質問番号:2010-46 原資料の訂正方法

第1分類:その他   関連分類:記録の保存初回公開年月:2011年2月

 先日、治験依頼者より、「医療機関での原資料の内容を訂正した場合、医師の押印、日付、理由を記載してもらいたい。」との依頼がありました。通常、症例報告書に関しては同様の対応をしてきましたが、その元となる資料にも同様の対応が必要なのでしょうか?過剰な対応ではないかと考えます。

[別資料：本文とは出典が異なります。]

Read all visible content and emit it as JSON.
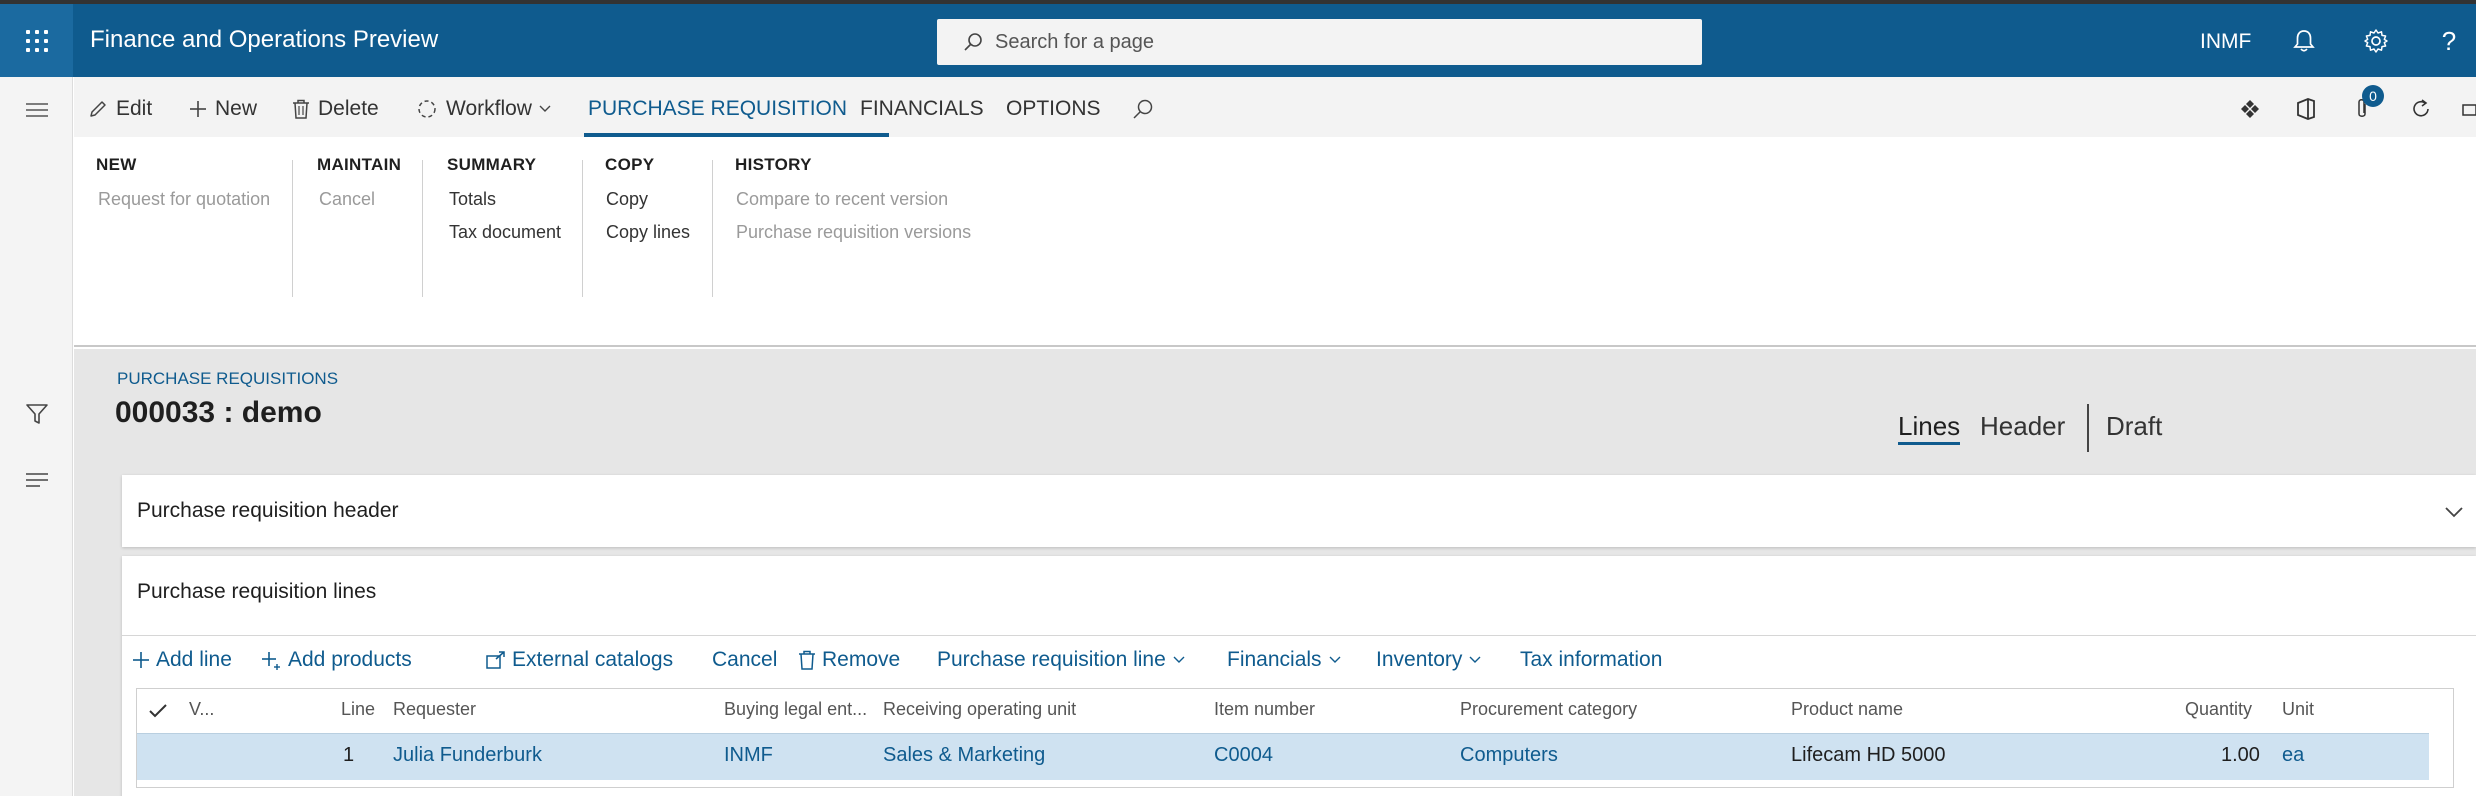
{
  "app": {
    "title": "Finance and Operations Preview",
    "company": "INMF",
    "search_placeholder": "Search for a page"
  },
  "navbar_icons": [
    "waffle-icon",
    "bell-icon",
    "gear-icon",
    "help-icon"
  ],
  "action_pane": {
    "commands": {
      "edit": "Edit",
      "new": "New",
      "delete": "Delete",
      "workflow": "Workflow"
    },
    "tabs": [
      "PURCHASE REQUISITION",
      "FINANCIALS",
      "OPTIONS"
    ],
    "active_tab": "PURCHASE REQUISITION",
    "right_badge": "0",
    "groups": [
      {
        "title": "NEW",
        "items": [
          "Request for quotation"
        ]
      },
      {
        "title": "MAINTAIN",
        "items": [
          "Cancel"
        ]
      },
      {
        "title": "SUMMARY",
        "items": [
          "Totals",
          "Tax document"
        ]
      },
      {
        "title": "COPY",
        "items": [
          "Copy",
          "Copy lines"
        ]
      },
      {
        "title": "HISTORY",
        "items": [
          "Compare to recent version",
          "Purchase requisition versions"
        ]
      }
    ]
  },
  "record": {
    "breadcrumb": "PURCHASE REQUISITIONS",
    "title": "000033 : demo",
    "views": [
      "Lines",
      "Header"
    ],
    "active_view": "Lines",
    "status": "Draft"
  },
  "header_fasttab": {
    "title": "Purchase requisition header"
  },
  "lines_fasttab": {
    "title": "Purchase requisition lines",
    "commands": {
      "add_line": "Add line",
      "add_products": "Add products",
      "external_catalogs": "External catalogs",
      "cancel": "Cancel",
      "remove": "Remove",
      "pr_line": "Purchase requisition line",
      "financials": "Financials",
      "inventory": "Inventory",
      "tax_information": "Tax information"
    },
    "columns": {
      "v": "V...",
      "line": "Line",
      "requester": "Requester",
      "buying_legal_entity": "Buying legal ent...",
      "receiving_unit": "Receiving operating unit",
      "item_number": "Item number",
      "procurement_category": "Procurement category",
      "product_name": "Product name",
      "quantity": "Quantity",
      "unit": "Unit"
    },
    "rows": [
      {
        "line": "1",
        "requester": "Julia Funderburk",
        "buying_legal_entity": "INMF",
        "receiving_unit": "Sales & Marketing",
        "item_number": "C0004",
        "procurement_category": "Computers",
        "product_name": "Lifecam HD 5000",
        "quantity": "1.00",
        "unit": "ea"
      }
    ]
  }
}
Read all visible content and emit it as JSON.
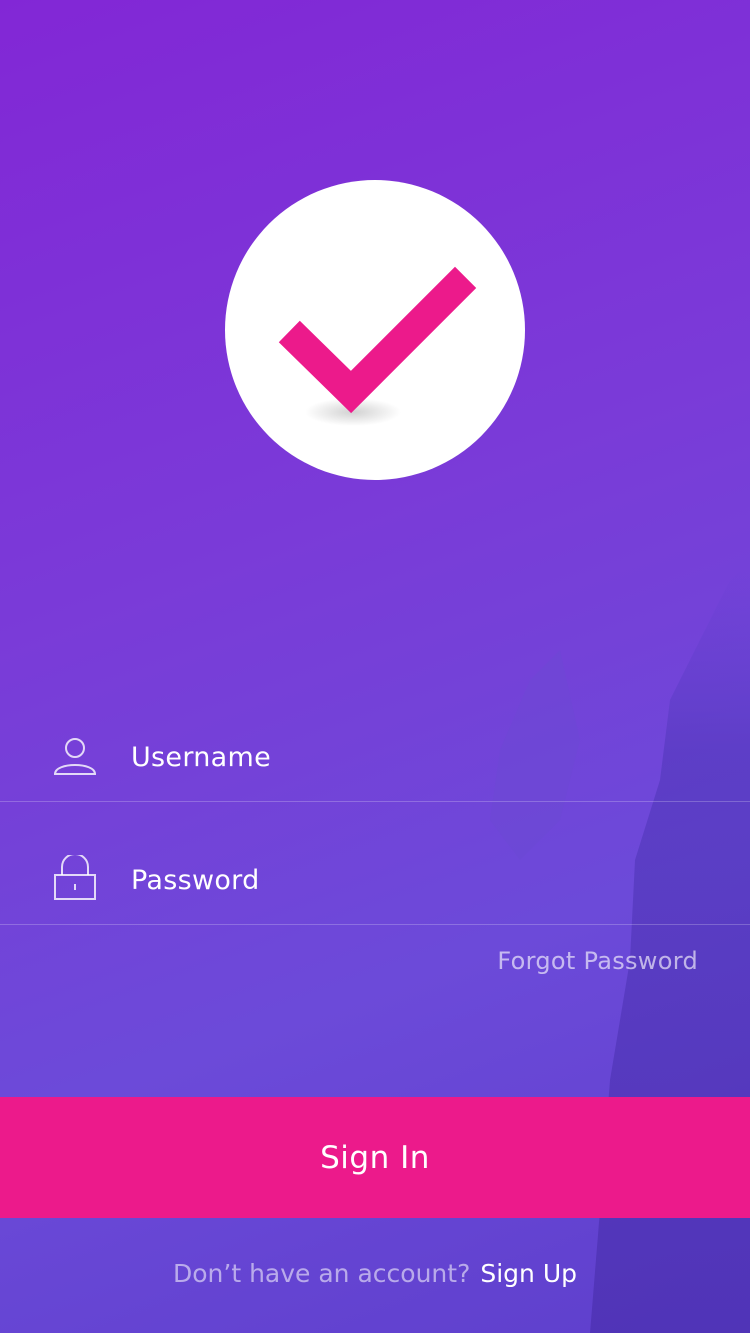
{
  "logo": {
    "icon": "check-icon",
    "circle_color": "#ffffff",
    "check_color": "#ec1a8b"
  },
  "form": {
    "username": {
      "icon": "user-icon",
      "placeholder": "Username"
    },
    "password": {
      "icon": "lock-icon",
      "placeholder": "Password"
    },
    "forgot_password": "Forgot Password"
  },
  "signin": {
    "label": "Sign In",
    "color": "#ec1a8b"
  },
  "signup": {
    "question": "Don’t have an account?",
    "link": "Sign Up"
  },
  "theme": {
    "gradient_start": "#8227d6",
    "gradient_end": "#5e3fcc"
  }
}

 治験のデータに係ります原資料は、治験の成績の信頼性を担保するための重要な資料です。そのため、原資料の内容の訂正については十分な配慮が必要です。
 原資料の一つであります診療録に対しましては、厚生労働省医政局長通知(平成15年9月12日医政発第0912001号)の別添「診療情報の提供等に関する指針」では、「5 診療記録の正確性の確保」としまして、「○ 診療記録の訂正は、訂正した者、内容、日時等が分かるように行われなければならない。」とされております。また、平成18年10月に日本医師会から出されました「診療に関する個人情報の取扱い指針」では、「3-3 診療記録等の修正」としまして、「医療機関は、いったん作成した診療記録等を後から書き改める場合には、もとの記載を判別しうるよう二重線で抹消し、訂正箇所に日付および訂正者印を押印するなど、修正の事実が客観的に明らかとなるよう、適切な措置を講じなくてはならない。」とされております。
 上記、通知等の趣旨、及び原資料の訂正が治験の成績の信頼性に与える影響等を考慮して、診療録に限らず、他の原資料につきましても、医療機関としまして第三者に説明できると考える適切な方法にて訂正を行っていただきたいと考えます。